When I think of late summer, I think of roadside banks and verges aglow with rosebay willowherb; of waste ground smothered by a fading spread of half-seeded meadowsweet; of long, leaning stalks of yellow grass; of ragwort and of rowans already hung with thick clusters of red berries.
I think of thistledown and spiders’ webs; of tired leaves on the trees and of riverbanks so matted and tangled with the rank profusion of spring and summer growth that you risk a sprained ankle with every step along them — which is, of course, a risk worth taking when it brings you the possibility of trout. I think of all this and much more.

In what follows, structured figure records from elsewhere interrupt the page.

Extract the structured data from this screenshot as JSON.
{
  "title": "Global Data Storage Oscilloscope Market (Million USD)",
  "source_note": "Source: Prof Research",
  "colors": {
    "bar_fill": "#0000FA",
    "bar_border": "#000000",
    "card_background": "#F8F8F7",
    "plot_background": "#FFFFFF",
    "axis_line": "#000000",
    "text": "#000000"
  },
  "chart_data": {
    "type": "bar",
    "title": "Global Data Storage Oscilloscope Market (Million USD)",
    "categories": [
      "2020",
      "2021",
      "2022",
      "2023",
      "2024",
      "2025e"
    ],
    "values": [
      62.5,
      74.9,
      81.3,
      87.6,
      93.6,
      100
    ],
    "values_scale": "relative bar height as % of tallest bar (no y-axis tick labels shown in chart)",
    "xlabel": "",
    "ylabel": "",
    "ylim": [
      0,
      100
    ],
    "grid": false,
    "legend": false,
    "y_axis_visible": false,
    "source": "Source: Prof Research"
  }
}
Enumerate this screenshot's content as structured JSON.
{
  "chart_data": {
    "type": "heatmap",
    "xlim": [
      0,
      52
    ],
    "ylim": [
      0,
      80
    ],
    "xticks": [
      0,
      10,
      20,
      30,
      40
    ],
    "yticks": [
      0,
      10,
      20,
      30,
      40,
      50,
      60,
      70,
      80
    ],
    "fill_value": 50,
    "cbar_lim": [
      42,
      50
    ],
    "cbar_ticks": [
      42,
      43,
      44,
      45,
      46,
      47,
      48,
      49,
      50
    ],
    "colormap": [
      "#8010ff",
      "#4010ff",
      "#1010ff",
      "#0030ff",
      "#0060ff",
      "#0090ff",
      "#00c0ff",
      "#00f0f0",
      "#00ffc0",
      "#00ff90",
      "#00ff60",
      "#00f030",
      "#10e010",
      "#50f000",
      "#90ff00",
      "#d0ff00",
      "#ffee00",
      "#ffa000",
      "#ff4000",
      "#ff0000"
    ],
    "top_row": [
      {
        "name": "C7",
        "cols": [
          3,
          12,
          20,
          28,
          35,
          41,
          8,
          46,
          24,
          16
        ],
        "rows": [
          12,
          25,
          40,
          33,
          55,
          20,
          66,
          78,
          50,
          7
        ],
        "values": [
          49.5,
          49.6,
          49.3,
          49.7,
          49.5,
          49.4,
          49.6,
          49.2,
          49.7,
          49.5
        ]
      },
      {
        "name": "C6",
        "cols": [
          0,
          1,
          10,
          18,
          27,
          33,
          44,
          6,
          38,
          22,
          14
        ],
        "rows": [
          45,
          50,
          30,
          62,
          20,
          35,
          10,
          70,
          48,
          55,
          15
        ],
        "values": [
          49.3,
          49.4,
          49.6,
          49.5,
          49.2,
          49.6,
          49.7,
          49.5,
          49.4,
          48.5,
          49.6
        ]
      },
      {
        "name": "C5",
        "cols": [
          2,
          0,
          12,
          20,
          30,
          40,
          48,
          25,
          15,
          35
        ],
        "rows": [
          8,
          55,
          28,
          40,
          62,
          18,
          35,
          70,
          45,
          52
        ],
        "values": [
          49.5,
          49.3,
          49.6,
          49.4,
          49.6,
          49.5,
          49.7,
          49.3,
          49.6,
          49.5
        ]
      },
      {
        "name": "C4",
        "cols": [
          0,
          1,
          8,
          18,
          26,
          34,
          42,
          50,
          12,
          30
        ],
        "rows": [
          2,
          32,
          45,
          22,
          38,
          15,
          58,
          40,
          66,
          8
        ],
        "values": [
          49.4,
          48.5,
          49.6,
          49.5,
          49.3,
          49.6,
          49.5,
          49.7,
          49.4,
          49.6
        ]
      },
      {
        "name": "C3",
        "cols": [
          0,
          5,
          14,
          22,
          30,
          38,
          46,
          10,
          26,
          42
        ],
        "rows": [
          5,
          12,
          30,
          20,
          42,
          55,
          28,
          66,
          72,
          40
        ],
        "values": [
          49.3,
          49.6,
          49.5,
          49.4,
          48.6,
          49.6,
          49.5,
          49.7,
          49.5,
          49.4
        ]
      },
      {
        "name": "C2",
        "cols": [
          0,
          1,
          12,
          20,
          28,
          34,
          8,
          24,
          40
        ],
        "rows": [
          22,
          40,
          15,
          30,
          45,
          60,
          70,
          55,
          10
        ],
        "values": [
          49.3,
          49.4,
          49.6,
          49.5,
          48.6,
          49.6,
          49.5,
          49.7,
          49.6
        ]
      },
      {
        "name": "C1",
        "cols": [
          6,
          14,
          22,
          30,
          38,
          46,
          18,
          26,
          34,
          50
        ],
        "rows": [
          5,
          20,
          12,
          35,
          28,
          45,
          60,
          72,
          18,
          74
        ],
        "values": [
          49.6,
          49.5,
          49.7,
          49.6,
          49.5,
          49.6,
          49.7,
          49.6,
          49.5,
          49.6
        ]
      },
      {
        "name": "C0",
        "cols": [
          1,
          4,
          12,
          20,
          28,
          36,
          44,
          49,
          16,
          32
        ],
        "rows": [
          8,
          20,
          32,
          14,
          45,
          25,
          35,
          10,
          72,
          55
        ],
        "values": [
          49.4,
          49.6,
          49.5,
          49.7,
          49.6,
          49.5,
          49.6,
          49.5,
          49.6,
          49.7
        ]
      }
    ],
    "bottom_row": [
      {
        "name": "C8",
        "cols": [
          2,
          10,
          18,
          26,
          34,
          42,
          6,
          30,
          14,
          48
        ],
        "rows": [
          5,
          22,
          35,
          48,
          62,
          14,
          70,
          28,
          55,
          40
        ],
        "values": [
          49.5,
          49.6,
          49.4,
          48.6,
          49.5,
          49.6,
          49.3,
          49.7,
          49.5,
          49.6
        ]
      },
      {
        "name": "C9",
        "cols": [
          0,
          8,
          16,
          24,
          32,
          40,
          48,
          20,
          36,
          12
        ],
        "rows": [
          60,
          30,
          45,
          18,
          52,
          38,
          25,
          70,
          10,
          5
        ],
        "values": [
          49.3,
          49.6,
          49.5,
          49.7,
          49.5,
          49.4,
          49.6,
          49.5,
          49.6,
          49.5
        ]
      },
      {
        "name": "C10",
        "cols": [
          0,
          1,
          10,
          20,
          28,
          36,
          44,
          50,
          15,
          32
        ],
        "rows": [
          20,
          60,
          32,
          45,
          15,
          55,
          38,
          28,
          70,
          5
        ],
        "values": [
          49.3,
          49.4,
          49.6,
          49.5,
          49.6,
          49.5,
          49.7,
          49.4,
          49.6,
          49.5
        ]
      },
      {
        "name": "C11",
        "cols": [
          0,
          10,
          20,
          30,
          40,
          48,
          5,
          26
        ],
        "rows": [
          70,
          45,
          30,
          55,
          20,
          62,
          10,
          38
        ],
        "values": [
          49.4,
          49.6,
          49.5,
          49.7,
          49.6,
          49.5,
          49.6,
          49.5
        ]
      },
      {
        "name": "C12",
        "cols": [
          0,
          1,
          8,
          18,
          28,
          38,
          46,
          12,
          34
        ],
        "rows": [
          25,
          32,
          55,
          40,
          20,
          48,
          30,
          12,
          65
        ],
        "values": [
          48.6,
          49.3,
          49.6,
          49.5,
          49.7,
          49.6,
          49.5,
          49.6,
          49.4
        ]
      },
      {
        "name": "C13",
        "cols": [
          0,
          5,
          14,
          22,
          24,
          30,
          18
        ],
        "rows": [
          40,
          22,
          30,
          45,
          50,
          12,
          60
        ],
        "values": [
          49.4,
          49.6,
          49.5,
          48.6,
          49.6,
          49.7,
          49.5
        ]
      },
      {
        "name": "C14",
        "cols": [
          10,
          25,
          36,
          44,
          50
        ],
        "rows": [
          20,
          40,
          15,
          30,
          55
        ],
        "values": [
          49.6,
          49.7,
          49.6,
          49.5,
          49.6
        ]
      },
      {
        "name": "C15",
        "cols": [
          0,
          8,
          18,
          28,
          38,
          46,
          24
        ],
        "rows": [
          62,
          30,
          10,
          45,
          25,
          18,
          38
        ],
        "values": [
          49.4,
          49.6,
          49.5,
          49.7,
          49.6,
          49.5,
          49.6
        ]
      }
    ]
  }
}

But above all, I think of pheasant poults and I am pleased to report that the pheasant poults of High Park came to their pens on the first day of August and, more than three weeks later, I could not be happier with how they are doing.

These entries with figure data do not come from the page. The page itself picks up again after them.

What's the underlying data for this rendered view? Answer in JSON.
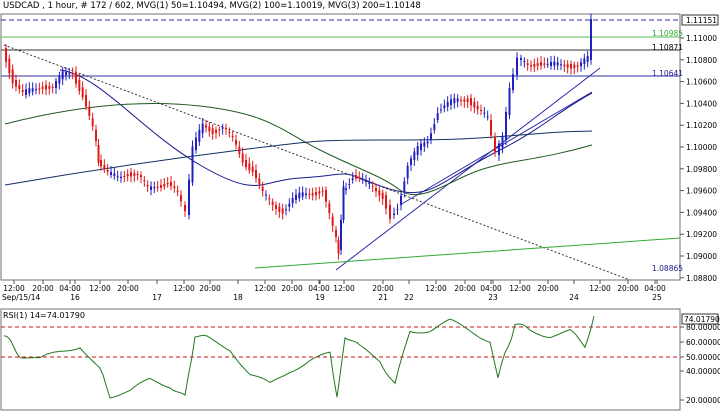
{
  "header": {
    "title": "USDCAD , 1 hour, # 172 / 602, MVG(1) 50=1.10494, MVG(2) 100=1.10019, MVG(3) 200=1.10148"
  },
  "rsi": {
    "label": "RSI(1) 14=74.01790",
    "current_tag": "74.01790",
    "axis_labels": [
      "80.00000",
      "60.00000",
      "50.00000",
      "40.00000",
      "20.00000"
    ]
  },
  "price_axis": {
    "labels": [
      "1.11000",
      "1.10800",
      "1.10600",
      "1.10400",
      "1.10200",
      "1.10000",
      "1.09800",
      "1.09600",
      "1.09400",
      "1.09200",
      "1.09000",
      "1.08800"
    ],
    "tags": [
      "1.11151",
      "1.10985",
      "1.10871",
      "1.10641",
      "1.08865"
    ]
  },
  "time_axis": {
    "start_label": "Sep/15/14",
    "labels": [
      "12:00",
      "20:00",
      "04:00",
      "16",
      "12:00",
      "20:00",
      "17",
      "12:00",
      "20:00",
      "18",
      "12:00",
      "20:00",
      "04:00",
      "19",
      "12:00",
      "20:00",
      "21",
      "22",
      "12:00",
      "20:00",
      "04:00",
      "23",
      "12:00",
      "20:00",
      "24",
      "12:00",
      "20:00",
      "04:00",
      "25"
    ]
  },
  "colors": {
    "bull": "#2020c0",
    "bear": "#e01818",
    "ma50": "#1a1a90",
    "ma100": "#1e5a1e",
    "ma200": "#103060",
    "rsi_line": "#227722",
    "green_level": "#33aa33",
    "trendline": "#2a2aa8",
    "red_dash": "#d01010"
  }
}
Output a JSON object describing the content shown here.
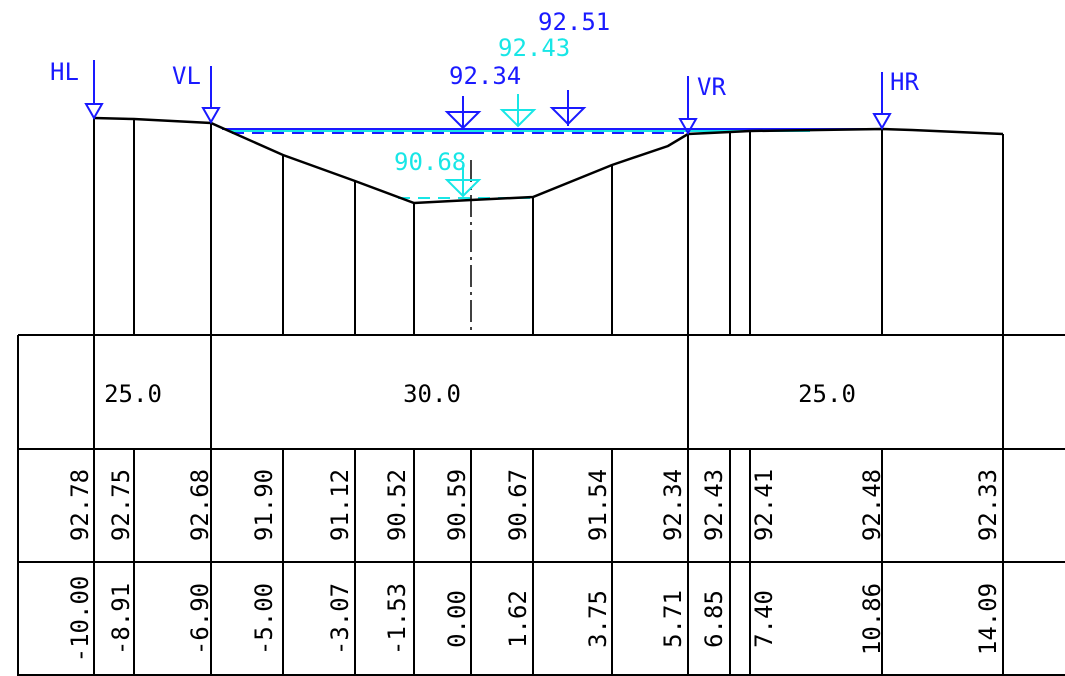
{
  "colors": {
    "black": "#000000",
    "blue": "#1a1aff",
    "cyan": "#18e6e6"
  },
  "markers": {
    "hl": "HL",
    "vl": "VL",
    "vr": "VR",
    "hr": "HR"
  },
  "water_levels": {
    "wl_1": "92.34",
    "wl_2": "92.43",
    "wl_3": "92.51",
    "wl_low": "90.68"
  },
  "widths": [
    "25.0",
    "30.0",
    "25.0"
  ],
  "elevations": [
    "92.78",
    "92.75",
    "92.68",
    "91.90",
    "91.12",
    "90.52",
    "90.59",
    "90.67",
    "91.54",
    "92.34",
    "92.43",
    "92.41",
    "92.48",
    "92.33"
  ],
  "stations": [
    "-10.00",
    "-8.91",
    "-6.90",
    "-5.00",
    "-3.07",
    "-1.53",
    "0.00",
    "1.62",
    "3.75",
    "5.71",
    "6.85",
    "7.40",
    "10.86",
    "14.09"
  ]
}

Kind weather has undoubtedly been the chief contributor to this happy state of affairs. If, by the way, there are any climate-change sceptics among the readers of this diary, I can guarantee that you will be sceptics no longer when I tell you that the arrival of my poults was followed by four dry days and nights. And the rain, when it came, was normal rain — a heavy shower now and then and, from time to time, a few hours of gentle wetness. Nothing to disturb young pheasants already well settled in their new homes.
What, you will now be asking yourselves, happened to the monsoon that has visited Cumbria every August for something like 30 years? Where were the cloudbursts? Where was the thunder and lightning? Where were the endless downpours and why on earth are both my bridges still standing?